My girlfriend had decided to join me as I lazily enjoyed my breakfast in the warmth of another person’s establishment. I want to emphasize the warmth aspect of the café we found ourselves in. because to be blunt, it’s been a wicked winter this year. The wind has blown hard and frigid and the only snow we’ve received is just the amount needed to make things stark rather than clean and fresh. The harshness of the cold has been made even more real by the fact that my furnace has chosen that it simply couldn’t continue living, if living meant experiencing one more Wisconsin January. I can appreciate that, although I don’t think I would’ve taken the same drastic approach to escape the sub-zero weather, a warm café is enough for me.
There wasn’t much to be said about walking into the café, our path to our booth was that of steadfast determination and singular desire. There was no time for letting the room wrap around us as those sorts of country restaurants deserve. In a strange change of pace, I didn’t order coffee. Instead I opted for a tall glass of orange juice, just as my girlfriend had done. In another strange change of pace for me, I was not in a search for inspiration. My eyes weren’t cast out hoping to latch onto some revelation about the universe hidden in the scratches of the well worn tables. The thoughts of my new journal and its thirsty pages or this blog were lost among the blustering banshee winds outside. It was just my girlfriend, me, and two glasses of orange juice. That’s when I noticed we were both wearing our jackets.

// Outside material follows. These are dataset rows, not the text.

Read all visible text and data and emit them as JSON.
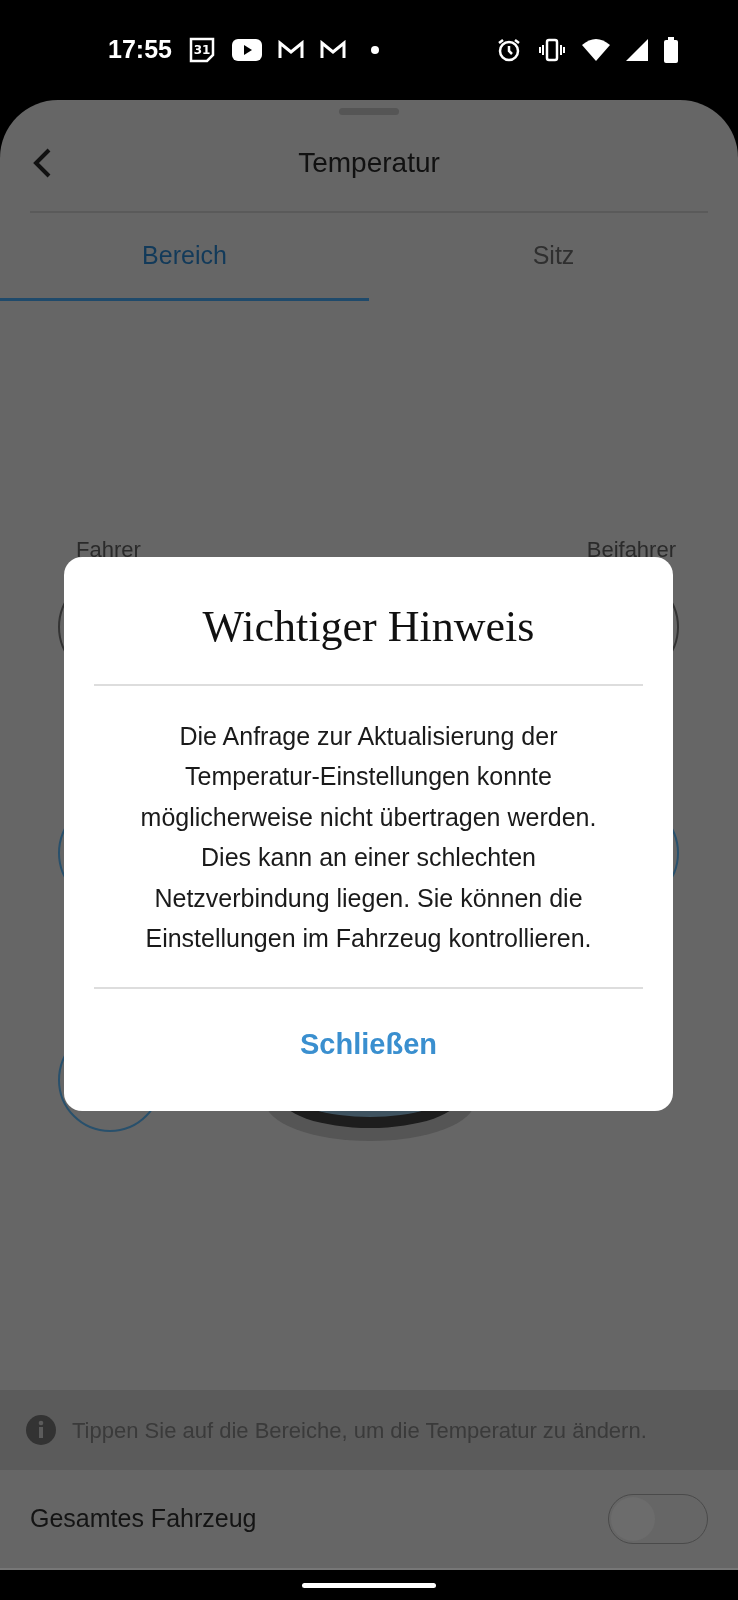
{
  "status_bar": {
    "time": "17:55",
    "calendar_day": "31"
  },
  "header": {
    "title": "Temperatur"
  },
  "tabs": [
    {
      "label": "Bereich",
      "selected": true
    },
    {
      "label": "Sitz",
      "selected": false
    }
  ],
  "zones": [
    {
      "label": "Fahrer"
    },
    {
      "label": "Beifahrer"
    }
  ],
  "dialog": {
    "title": "Wichtiger Hinweis",
    "message": "Die Anfrage zur Aktualisierung der Temperatur-Einstellungen konnte möglicherweise nicht übertragen werden. Dies kann an einer schlechten Netzverbindung liegen. Sie können die Einstellungen im Fahrzeug kontrollieren.",
    "button": "Schließen"
  },
  "info": {
    "text": "Tippen Sie auf die Bereiche, um die Temperatur zu ändern."
  },
  "toggle_row": {
    "label": "Gesamtes Fahrzeug",
    "on": false
  }
}
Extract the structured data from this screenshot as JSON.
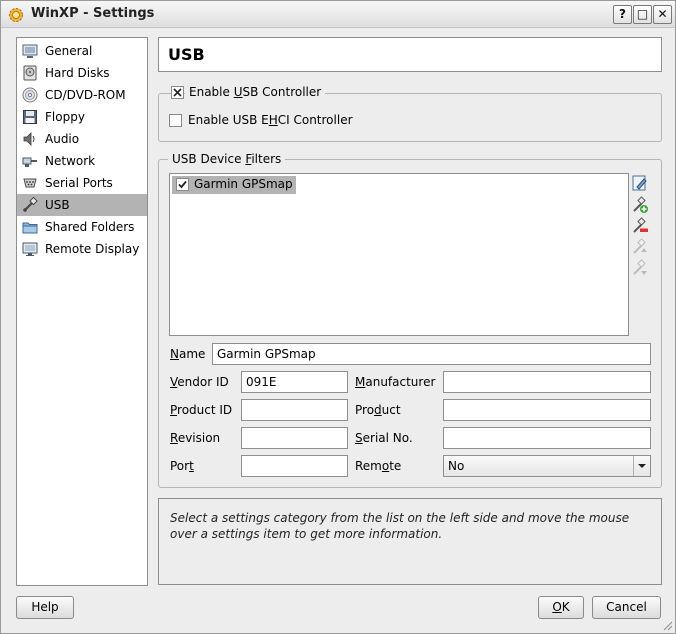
{
  "window": {
    "title": "WinXP - Settings",
    "buttons": {
      "help": "?",
      "maximize": "□",
      "close": "✕"
    }
  },
  "sidebar": {
    "items": [
      {
        "label": "General",
        "icon": "general-icon"
      },
      {
        "label": "Hard Disks",
        "icon": "hard-disk-icon"
      },
      {
        "label": "CD/DVD-ROM",
        "icon": "cd-dvd-icon"
      },
      {
        "label": "Floppy",
        "icon": "floppy-icon"
      },
      {
        "label": "Audio",
        "icon": "audio-icon"
      },
      {
        "label": "Network",
        "icon": "network-icon"
      },
      {
        "label": "Serial Ports",
        "icon": "serial-port-icon"
      },
      {
        "label": "USB",
        "icon": "usb-icon",
        "selected": true
      },
      {
        "label": "Shared Folders",
        "icon": "shared-folder-icon"
      },
      {
        "label": "Remote Display",
        "icon": "remote-display-icon"
      }
    ]
  },
  "page": {
    "title": "USB"
  },
  "usb_controller": {
    "enable_usb": {
      "pre": "Enable ",
      "key": "U",
      "post": "SB Controller",
      "checked": true
    },
    "enable_ehci": {
      "pre": "Enable USB E",
      "key": "H",
      "post": "CI Controller",
      "checked": false
    }
  },
  "filters": {
    "legend": {
      "pre": "USB Device ",
      "key": "F",
      "post": "ilters"
    },
    "items": [
      {
        "label": "Garmin GPSmap",
        "checked": true
      }
    ],
    "tools": [
      "edit-filter-icon",
      "add-filter-icon",
      "remove-filter-icon",
      "move-up-icon",
      "move-down-icon"
    ]
  },
  "details": {
    "name": {
      "key": "N",
      "rest": "ame",
      "value": "Garmin GPSmap"
    },
    "vendor_id": {
      "key": "V",
      "rest": "endor ID",
      "value": "091E"
    },
    "manufacturer": {
      "key": "M",
      "rest": "anufacturer",
      "value": ""
    },
    "product_id": {
      "key": "P",
      "rest": "roduct ID",
      "value": ""
    },
    "product": {
      "pre": "Pro",
      "key": "d",
      "post": "uct",
      "value": ""
    },
    "revision": {
      "key": "R",
      "rest": "evision",
      "value": ""
    },
    "serial_no": {
      "key": "S",
      "rest": "erial No.",
      "value": ""
    },
    "port": {
      "pre": "Por",
      "key": "t",
      "post": "",
      "value": ""
    },
    "remote": {
      "pre": "Rem",
      "key": "o",
      "post": "te",
      "value": "No"
    }
  },
  "info": {
    "text": "Select a settings category from the list on the left side and move the mouse over a settings item to get more information."
  },
  "footer": {
    "help": "Help",
    "ok": {
      "key": "O",
      "rest": "K"
    },
    "cancel": "Cancel"
  }
}
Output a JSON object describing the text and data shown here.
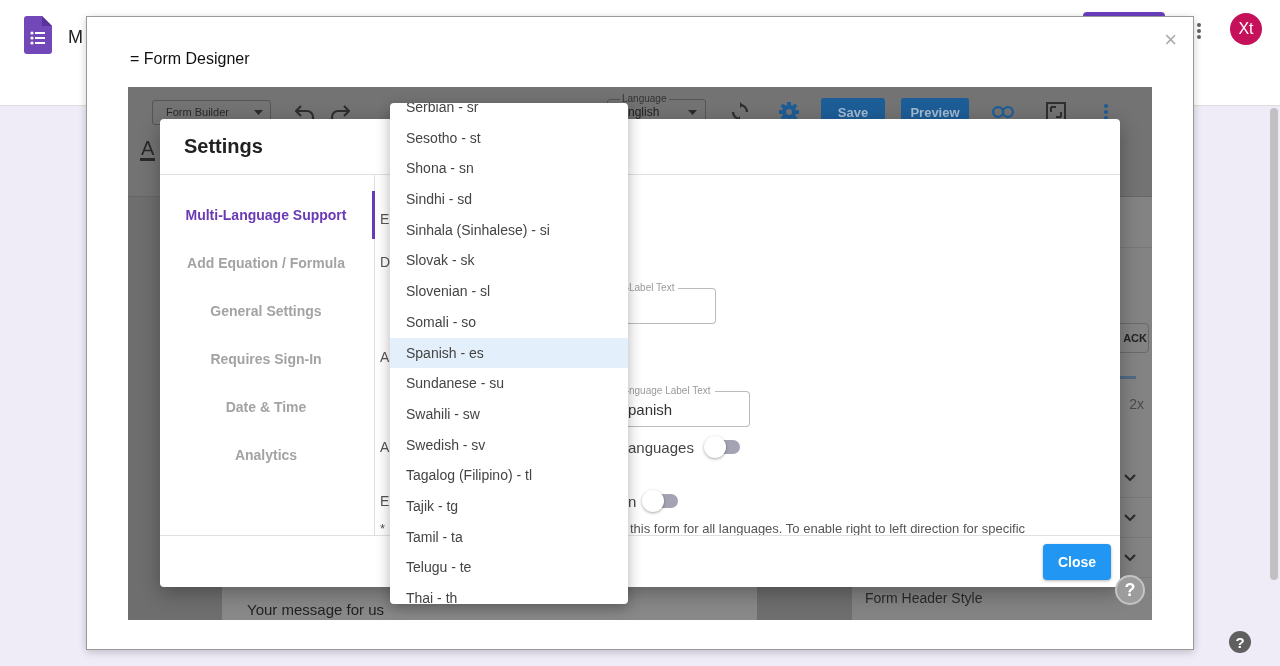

Now let me explain. The fact that we were wearing our jackets wasn’t the most important thing about the moment. It was simply what took me by the hand and pulled me to what I needed to see that day. I was preparing to make a silly comment about the fact that our winter gear was still wrapped around our bodies when I saw my girlfriend sitting there, her nose red as the blood came back to her face. Her cheeks flushed with the touch of newfound heat. See, I need you all to understand something. I’ve seen this woman in ever state of dress and undress there can be and by far she was wearing more clothes the other day than I had seen her in in years. Yet, she was more beautiful there, wrapped in her jacket and hat than in any moments when there was nothing at all covering her.
I tried to figure out why in that tick of the clock, in that particular café, with two glasses of orange juice, and the promise of greasy food, she looked so beautiful to me. It dawned on me that it was the cold, the unyielding bastard that had been haunting us for months. We had both been assaulted by the lack of degrees and in a moment of necessity and desperation we went to that café, together.
Eventually we had to venture back into the cold, and back to our house that wasn’t much warmer, but before we left I looked back and saw that both glasses of orange juice had been finished, and for some reason, that’s all that mattered to me.